Risques culturels du collectif artistique institutionnalisé.


Les dernières heures de débat se concentrent sur l’action collective. Suit un long échange sur les instances de réflexion et d’action en faveur de la chanson, puis Vasca demande à Brua (qui vient d’évoquer les fêtes du PC en Dordogne dont il essaie de coordonner la programmation) s’il « ne serait pas possible de proposer dans le cadre de la Fête de l’Huma, un lieu pour nous ». Bertin résiste beaucoup : « Vous vous rendez compte de l’effet que ça pourrait produire, nous qui sommes déjà les chanteurs réputés intellectuels […] si en plus à la Fête de l’Huma il y a un lieu pour nous […]. Si les cinq mecs, comme une espèce de corps constitué, vont se promener en France et vont voir les organisateurs en disant : il faut nous donner une place à nous en tant que nous cinq […]. C’est très mauvais, parce qu’ils vont dire, allez, d’un côté ceux-là et de l’autre côté les trucs normaux ». Il semble convaincre en partie Vasca, mais se distingue d’un Juvin qui persuadé de l’intérêt de conjuguer artistiquement les « cinq talents », et d’un Brua qui propose un spectacle collectif « qui poserait les questions et apporterait un certain nombre de réponses ».

BERTIN SOUS LE REGARD DE SES PAIRS


Peu de réserves spécifiquement artistiques.


L’essentiel du débat sur les chansons de Bertin se joue davantage sur le contenu du texte, les idées qui y figurent, que sur les questions purement artistiques. Même si l’expression en est distanciée par l’humour, l’adhésion artistique est manifeste : « Très bon ce chanteur ! » (Juvin). « Rappelez-moi son nom…j’en ai entendu parler… » (Brua). Tout au plus, après l’audition de la chanson Permanence du Fleuve Vasca risque-t-il une réserve artistique : « Musicalement, il y a des choses qui me gênent, là. C’est cette espèce de récitatif ». Un peu plus tard, Jean Lapierre va dans le même sens : « La phrase musicale, ça fait cliché musical ». Dans un sens positif, Vasca salue, s’agissant du texte, l’intérêt du retournement de la fin, initié par le "mais" (« Mais ce que tu entends c’est ce fleuve dont tu nais »). Et c’est à peu près tout.


Les « pauvres gens » de Permanence du fleuve : de la faute de style à l’erreur politique et sociale.
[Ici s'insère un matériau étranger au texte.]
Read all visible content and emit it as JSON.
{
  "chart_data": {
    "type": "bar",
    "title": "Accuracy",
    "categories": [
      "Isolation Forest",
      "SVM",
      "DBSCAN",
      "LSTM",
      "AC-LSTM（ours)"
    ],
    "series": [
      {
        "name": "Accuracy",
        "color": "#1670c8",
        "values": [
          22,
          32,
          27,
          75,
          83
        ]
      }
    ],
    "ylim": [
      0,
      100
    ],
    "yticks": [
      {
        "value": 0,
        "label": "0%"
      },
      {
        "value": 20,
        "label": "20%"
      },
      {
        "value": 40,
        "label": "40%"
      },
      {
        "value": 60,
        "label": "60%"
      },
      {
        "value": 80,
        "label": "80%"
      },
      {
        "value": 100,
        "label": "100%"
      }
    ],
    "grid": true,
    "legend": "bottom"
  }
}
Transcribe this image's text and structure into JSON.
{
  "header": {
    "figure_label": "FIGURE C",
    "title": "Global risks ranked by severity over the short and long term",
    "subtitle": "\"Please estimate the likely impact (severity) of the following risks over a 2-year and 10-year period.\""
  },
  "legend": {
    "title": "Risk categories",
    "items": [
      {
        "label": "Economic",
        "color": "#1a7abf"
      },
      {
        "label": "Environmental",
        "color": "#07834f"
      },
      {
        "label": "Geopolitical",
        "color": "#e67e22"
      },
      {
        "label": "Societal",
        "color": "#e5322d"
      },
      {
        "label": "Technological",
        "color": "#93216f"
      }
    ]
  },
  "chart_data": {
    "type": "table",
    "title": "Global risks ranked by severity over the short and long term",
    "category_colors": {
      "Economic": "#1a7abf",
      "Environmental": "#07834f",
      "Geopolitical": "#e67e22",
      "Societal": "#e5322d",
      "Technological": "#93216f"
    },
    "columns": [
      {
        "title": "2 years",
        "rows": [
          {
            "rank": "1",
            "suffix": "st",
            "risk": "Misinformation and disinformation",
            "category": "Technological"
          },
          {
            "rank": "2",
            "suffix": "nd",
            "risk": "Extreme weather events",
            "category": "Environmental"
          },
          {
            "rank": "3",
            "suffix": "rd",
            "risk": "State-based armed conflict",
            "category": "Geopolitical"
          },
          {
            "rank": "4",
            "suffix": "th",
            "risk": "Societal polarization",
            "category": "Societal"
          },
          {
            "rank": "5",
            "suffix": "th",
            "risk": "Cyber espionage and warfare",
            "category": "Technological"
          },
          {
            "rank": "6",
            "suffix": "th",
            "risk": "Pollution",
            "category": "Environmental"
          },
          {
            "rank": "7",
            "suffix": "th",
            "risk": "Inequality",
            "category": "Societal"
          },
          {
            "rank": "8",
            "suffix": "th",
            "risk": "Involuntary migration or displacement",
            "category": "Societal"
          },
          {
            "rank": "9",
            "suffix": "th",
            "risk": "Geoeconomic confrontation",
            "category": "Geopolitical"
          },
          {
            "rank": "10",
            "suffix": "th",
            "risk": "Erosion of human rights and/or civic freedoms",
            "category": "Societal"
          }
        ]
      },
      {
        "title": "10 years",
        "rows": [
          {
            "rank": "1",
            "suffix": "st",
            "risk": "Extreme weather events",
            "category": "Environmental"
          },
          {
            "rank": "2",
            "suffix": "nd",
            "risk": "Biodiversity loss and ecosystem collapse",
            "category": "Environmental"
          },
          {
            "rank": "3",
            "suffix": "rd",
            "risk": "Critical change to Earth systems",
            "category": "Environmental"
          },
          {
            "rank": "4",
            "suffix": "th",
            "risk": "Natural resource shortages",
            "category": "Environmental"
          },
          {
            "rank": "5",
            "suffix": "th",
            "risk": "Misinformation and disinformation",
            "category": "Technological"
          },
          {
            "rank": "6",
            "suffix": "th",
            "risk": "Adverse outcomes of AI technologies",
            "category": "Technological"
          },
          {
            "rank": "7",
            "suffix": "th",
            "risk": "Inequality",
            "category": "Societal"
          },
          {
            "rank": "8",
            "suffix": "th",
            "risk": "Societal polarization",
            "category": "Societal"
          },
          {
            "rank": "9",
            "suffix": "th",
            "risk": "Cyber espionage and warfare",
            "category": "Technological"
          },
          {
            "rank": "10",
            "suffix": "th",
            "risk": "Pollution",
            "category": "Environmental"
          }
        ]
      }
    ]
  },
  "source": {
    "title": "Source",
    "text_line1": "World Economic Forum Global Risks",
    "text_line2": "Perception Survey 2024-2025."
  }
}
La principale critique de Vasca, qui va structurer le débat, est la suivante : « Sur le plan du texte il y a des choses que moi, je ne peux pas supporter […] moi ça me gêne beaucoup "parmi les pauvres gens" […] parce que je trouve ça pompier ». Il y reviendra plus tard dans le débat : « Ça me fait penser à certaines maladresses de Brel à ses début ». Elbaz dira, toujours à propos des "pauvres gens" : « Il y a un côté image d’Epinal : t’es un mec debout qui finalement devient le héros parce que  c’est celui qu’on a nommé ». Brua, lui, n’est « pas du tout d’accord » pour critiquer en particulier l’expression "parmi les pauvres gens", mais il pointe un problème plus général : « J’ai l’impression que dans tes derniers textes il y a quelqu’un qui n’est pas bien encore dans ton costume neuf […]. Tu as découvert la réalité sociale il y a quelques années […] à travers des partis […] qui ont une préoccupation ouvrière […] mais qui sont des partis petit-bourgeois de notables et qui en portent le sceau […] indélébile. Tu vas vers les préoccupations des « pauvres gens », ou tu y retournes puisque je sais que tu es d’une famille modeste […]. Il te reste quelque chose du boy-scout […] . On sent quelque chose qui n’est pas vécu, pas très clair. Par exemple, lorsque tu dis dans Á Besançon que ta poésie peut-être ils ne la comprendront pas, moi ça m’a toujours choqué. C’est peut-être vrai, mais ce n’est pas à dire en tous cas de cette façon-là dans une chanson qui est faite en direction de ces gens-là, qui est un hommage que tu leur rends ; et finalement tu leur dis une vacherie. Ils ne sont pas responsables s’ils ne la comprennent pas ».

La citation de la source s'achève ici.